Gasmi and Alhamaud have joined the paper by Shedon Alshamri, a graduate student at MIT; Openai’s Yonglong Tion; Guo Lee, former Postdoc at Ox Xford University; Professor of Philip HS Tor, Ox Xford; And Yun Kim, Assistant Professor of EEC and Member of Computer Science and Artificial Intelligence Laboratory (CSAL) at MIT. This research will be presented at the conference on computer vision and pattern validity.
Negligence
Vision-lingua models (VLM) are trained using a wide collection and corresponding tions of images, which they learn to encode as a set of numbers, called vector representations. Models use this vector for the difference between different images.
A VLM uses two separate encoders, one for a text and one for images, and the encoders learn to output the same vector for an image and its corresponding text A tion ption.
“K tions express what is in the images – it’s a positive label. And it’s really the whole problem. No one sees an image jumping on a dog’s fence and ‘a dog jumps on the fence,” without a helicopter,’.
Because image-CAP ption datasets don’t have negative examples, VLMS never learns to identify it.
To dig more DIG in this problem, researchers created two benchmark tasks that test the ability of VLM to understand the neglect.
For the first, they used the larger language model (LLM) to repeat the CAP ptions in the existing dataset by asking the LLM to think about the related OBJECTS BUJECTS to write in a tion ption. Then they tested by asking the models Dello with words neglect, which contain certain objects, but not others but images.
For the second task, they created multiple choice questions that the VLM to select the most appropriate A Tion Pission from the list of closely related options. These C Tions are separated by adding just a reference to an OBJECT bug that does not appear in the image or reject the Object Burjet appearing in the image.
The models often fail in both functions, with the negative C Tions Passions reduced to an image recovery performance by about 25 percent. When it comes to answering multiple choice questions, the best models achieved only 39 percent accuracy, with many models performing at or below random opportunity.
One of the reasons for this failure is that researchers confirm bias – VLMS ignores the words of the Negation and instead focuses on objects bojacts in the images.
“This does not happen just for words like ‘no’ and ‘no’. Regardless of how you neglect or exclude, the models will ignore it,” Alhamaud says.
This was compatible with every VLM they tested.
“A solved problem”
VLM Usually image c tions with negative are not trained on modes, so researchers develop datasets with negative words as the first step towards solving the problem.
Using a dataset with a 10 million image-text-tion pension pair, they asked the LLM to propose the relevant tions of the tions that specify what excluded from the images, giving new tions with negative words.
They had to be especially careful that these artificial tions still read naturally naturally, or when they face more complex tions, they have to face VLM in the real world. May fail.
They discovered that it was benefited from the influence throughout the board by finalizing VLM with their dataset. It has improved the image of models by about 10 percent of the Revenue procurement capabilities, while in response to the question of multiple choice, the task has also increased the performance by about 30 percent.

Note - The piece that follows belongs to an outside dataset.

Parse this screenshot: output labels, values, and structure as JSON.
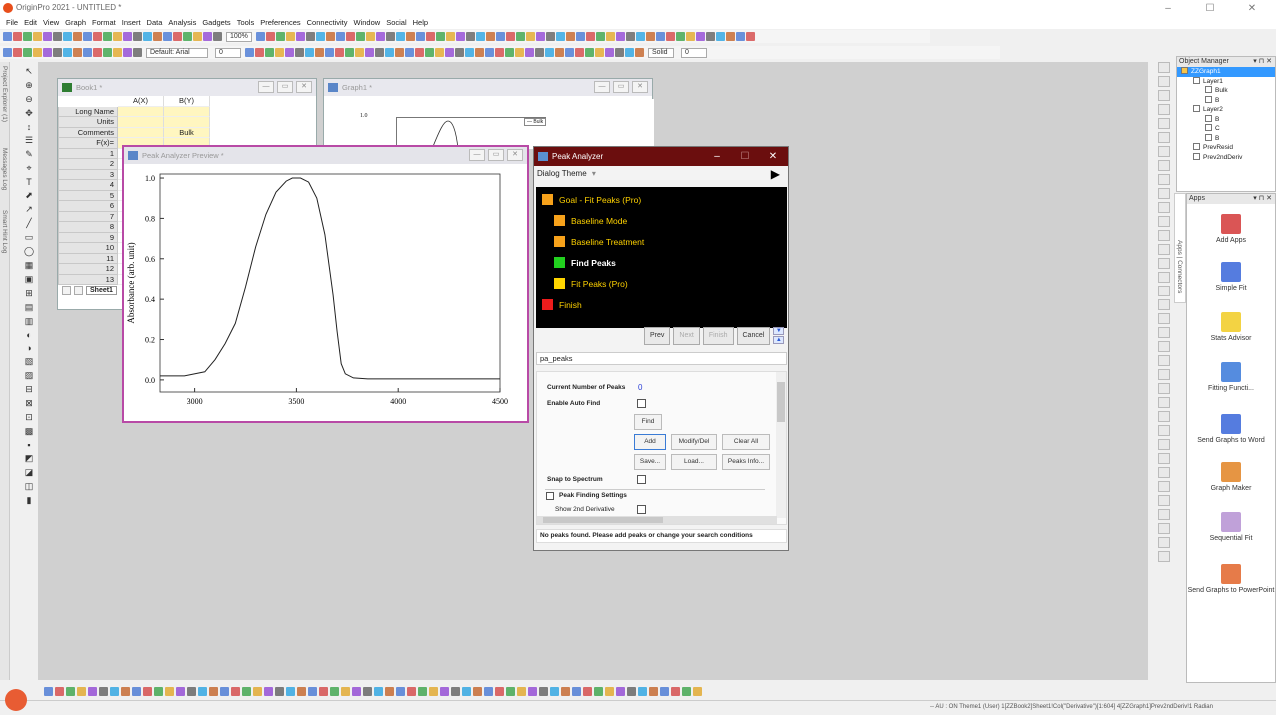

“But our solution is not perfect. We are just re -aging datasets, a type of data growth. We have not even touched how these models work, but we hope this is a sign that this is a solved problem and that others can resolve and correct it.”
At the same time, he hopes that his work encourages more users to think about the problem who wants to use VLM to solve and design some examples before deploying them.
In the future, researchers can expand by teaching VLMS to process text and images separately on this task, which can improve their ability to understand their neglect. In addition, they can develop additional datasets that include an image-AP ption pair for specialized applications such as health care.